We stayed in silence for a few moments, relishing the happiness both of us felt when I had the urge to ask George something.

"George, tell me about yourself." Noticing his confusion, I continued, "You're always wanting to know more about me even though I'm really not that special, so I want to know more about you."

He looked down at me laying on his chest, a look of shock on his face. "Althea Victoria Jane you are the most special, brilliant, beautiful, and lovely girl I have ever met, and thinking otherwise is simply not true." I kissed him softly in appreciation, not knowing what to say. He smiled adoringly, never looking away, "What would you like to know love?"
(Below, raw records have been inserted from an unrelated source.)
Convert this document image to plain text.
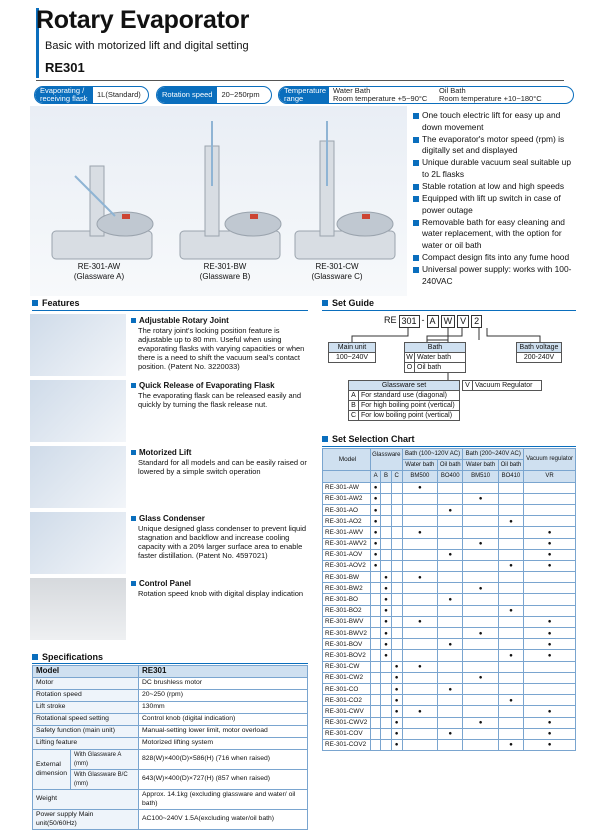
Rotary Evaporator
Basic with motorized lift and digital setting
RE301
Evaporating / receiving flask	1L(Standard)	Rotation speed	20~250rpm	Temperature range
Water Bath
Room temperature +5~90°C
Oil Bath
Room temperature +10~180°C
RE-301-AW
(Glassware A)
RE-301-BW
(Glassware B)
RE-301-CW
(Glassware C)
One touch electric lift for easy up and down movement
The evaporator's motor speed (rpm) is digitally set and displayed
Unique durable vacuum seal suitable up to 2L flasks
Stable rotation at low and high speeds
Equipped with lift up switch in case of power outage
Removable bath for easy cleaning and water replacement, with the option for water or oil bath
Compact design fits into any fume hood
Universal power supply: works with 100-240VAC
Features
Adjustable Rotary Joint
The rotary joint's locking position feature is adjustable up to 80 mm. Useful when using evaporating flasks with varying capacities or when there is a need to shift the vacuum seal's contact position. (Patent No. 3220033)
Quick Release of Evaporating Flask
The evaporating flask can be released easily and quickly by turning the flask release nut.
Motorized Lift
Standard for all models and can be easily raised or lowered by a simple switch operation
Glass Condenser
Unique designed glass condenser to prevent liquid stagnation and backflow and increase cooling capacity with a 20% larger surface area to enable faster distillation. (Patent No. 4597021)
Control Panel
Rotation speed knob with digital display indication
Specifications
Model		RE301
Motor		DC brushless motor
Rotation speed		20~250 (rpm)
Lift stroke		130mm
Rotational speed setting		Control knob (digital indication)
Safety function (main unit)		Manual-setting lower limit, motor overload
Lifting feature		Motorized lifting system
External dimension	With Glassware A (mm)	828(W)×400(D)×586(H) (716 when raised)
	With Glassware B/C (mm)	643(W)×400(D)×727(H) (857 when raised)
Weight		Approx. 14.1kg (excluding glassware and water/ oil bath)
Power supply Main unit(50/60Hz)		AC100~240V 1.5A(excluding water/oil bath)
Set Guide
RE 301 - A W V 2
Main unit
100~240V
Bath
W Water bath
O Oil bath
Bath voltage
200-240V
Glassware set
A For standard use (diagonal)
B For high boiling point (vertical)
C For low boiling point (vertical)
V Vacuum Regulator
Set Selection Chart
Model	Glassware			Bath (100~120V AC)		Bath (200~240V AC)		Vacuum regulator
				Water bath	Oil bath	Water bath	Oil bath	
	A	B	C	BM500	BO400	BM510	BO410	VR
RE-301-AW	●			●				
RE-301-AW2	●					●		
RE-301-AO	●				●			
RE-301-AO2	●						●	
RE-301-AWV	●			●				●
RE-301-AWV2	●					●		●
RE-301-AOV	●				●			●
RE-301-AOV2	●						●	●
RE-301-BW		●		●				
RE-301-BW2		●				●		
RE-301-BO		●			●			
RE-301-BO2		●					●	
RE-301-BWV		●		●				●
RE-301-BWV2		●				●		●
RE-301-BOV		●			●			●
RE-301-BOV2		●					●	●
RE-301-CW			●	●				
RE-301-CW2			●			●		
RE-301-CO			●		●			
RE-301-CO2			●				●	
RE-301-CWV			●	●				●
RE-301-CWV2			●			●		●
RE-301-COV			●		●			●
RE-301-COV2			●				●	●
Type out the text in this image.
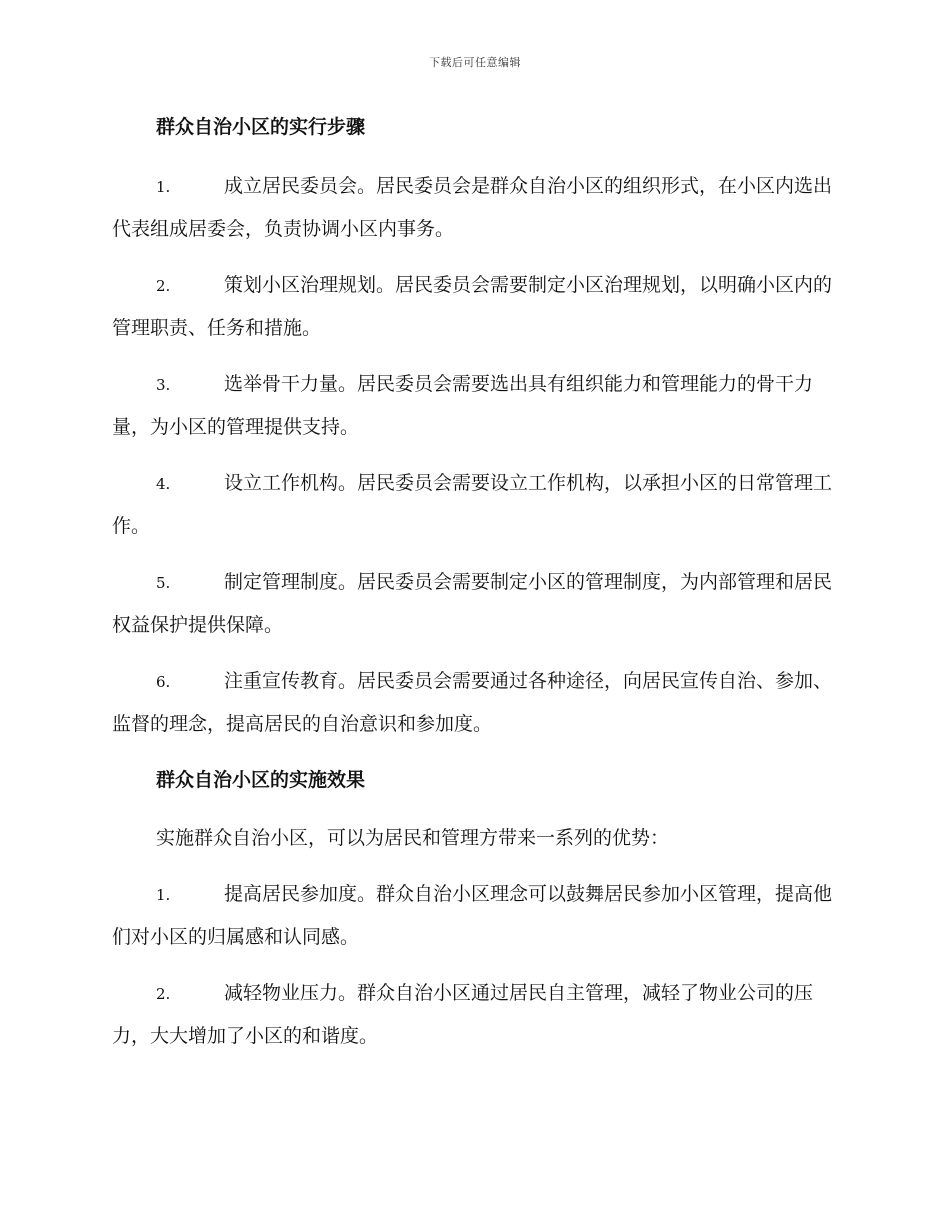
下载后可任意编辑
群众自治小区的实行步骤
1.	成立居民委员会。居民委员会是群众自治小区的组织形式，在小区内选出代表组成居委会，负责协调小区内事务。
2.	策划小区治理规划。居民委员会需要制定小区治理规划，以明确小区内的管理职责、任务和措施。
3.	选举骨干力量。居民委员会需要选出具有组织能力和管理能力的骨干力量，为小区的管理提供支持。
4.	设立工作机构。居民委员会需要设立工作机构，以承担小区的日常管理工作。
5.	制定管理制度。居民委员会需要制定小区的管理制度，为内部管理和居民权益保护提供保障。
6.	注重宣传教育。居民委员会需要通过各种途径，向居民宣传自治、参加、监督的理念，提高居民的自治意识和参加度。
群众自治小区的实施效果
实施群众自治小区，可以为居民和管理方带来一系列的优势：
1.	提高居民参加度。群众自治小区理念可以鼓舞居民参加小区管理，提高他们对小区的归属感和认同感。
2.	减轻物业压力。群众自治小区通过居民自主管理，减轻了物业公司的压力，大大增加了小区的和谐度。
"Hmm, tell me about your family!"

"Well, my eldest brother is Bill. He graduated from Hogwarts a few years ago and moved to Egypt to work at Gringotts, the bank. He had always been the fair, responsible and calm Weasley, and as the oldest, he took care of us as if we were his own. Charlie is next in line; he graduated a while ago as well and moved to go study Dragons. He is by far the coolest brother, though mom doesn't condone his career choice, she thinks dragons are dangerous." I laughed lightly at his comment, loving how he looked when he spoke of something he loved, and in this case, it was his family. "Then there's Percy, though you already know him. Next are Fred and I, your favorite Weasleys." He said, winking. "Our whole lives we shared everything, but since Fred had always been the most outgoing one people seemed to just like him better. I got used to it over time and now it doesn't bother me as much." His voice held a tint of sadness and I understood exactly what he was feeling.

I cupped his face with both my hands, pulling him close to mine. "George, I hope you know that you are not less-than Fred. There are endless reasons why you're perfect the way you are - Like the way your freckles dance on your face, your hazel brown eyes that gleam with passion, the way your nose scrunches up when you're focused, how your smile can brighten up the darkest of places and how when I'm with you, I'm the happiest I've ever been." His face lit up and filled with adoration, his brown eyes illuminated in the fire. "You are extraordinary George Fabian Weasley, don't compare yourself to Fred." I meant every word. I knew what it felt like to compare yourself to your sibling, and George was so amazing he shouldn't be. Fred was kind of an ass anyway.

I couldn't tell what he was about to do and I was about to say something else when he leaned down and kissed me passionately, taking me by surprise. He used my shock as an opportunity to enter my mouth, our tongues dancing in synch as if we were made for each other. He bit my bottom lip slightly and I moaned quietly at the feeling, deepening the kiss. He intoxicated me, and had we not been on the couch in the common room I would have continued.

I felt a blush form on my cheeks as we separated, breathing heavily from the action. "Thank you." He whispered in his husky voice. "For everything."

"I haven't done anything," I said quietly, smiling questioningly at him. From this angle, I could see how beautiful he really was, and I thanked the gods for giving me a hot soulmate.

He brushed a stray curl off of my face and tucked it behind my ear, "You're my soulmate, that's enough for a lifetime." I laughed at his answer, pecking him on the lips before lying back on his chest, listening to the soft rhythm of his heartbeat. "Say love why do you think you'd make a poor mother?" His voice vibrated in his chest and I thought back to this morning. One of the main reasons why I didn't want to be a mother is because I didn't want my child to suffer as I did and try to hide it from me, which is what I've done my whole life. I don't want them to cry themselves to sleep every night and come down for breakfast and pretend as if it never happened, I don't want them to compare themselves to unrealistic standards, to experience any pain whatsoever. "Love?" His soft voice questioned, sending me out of my thoughts.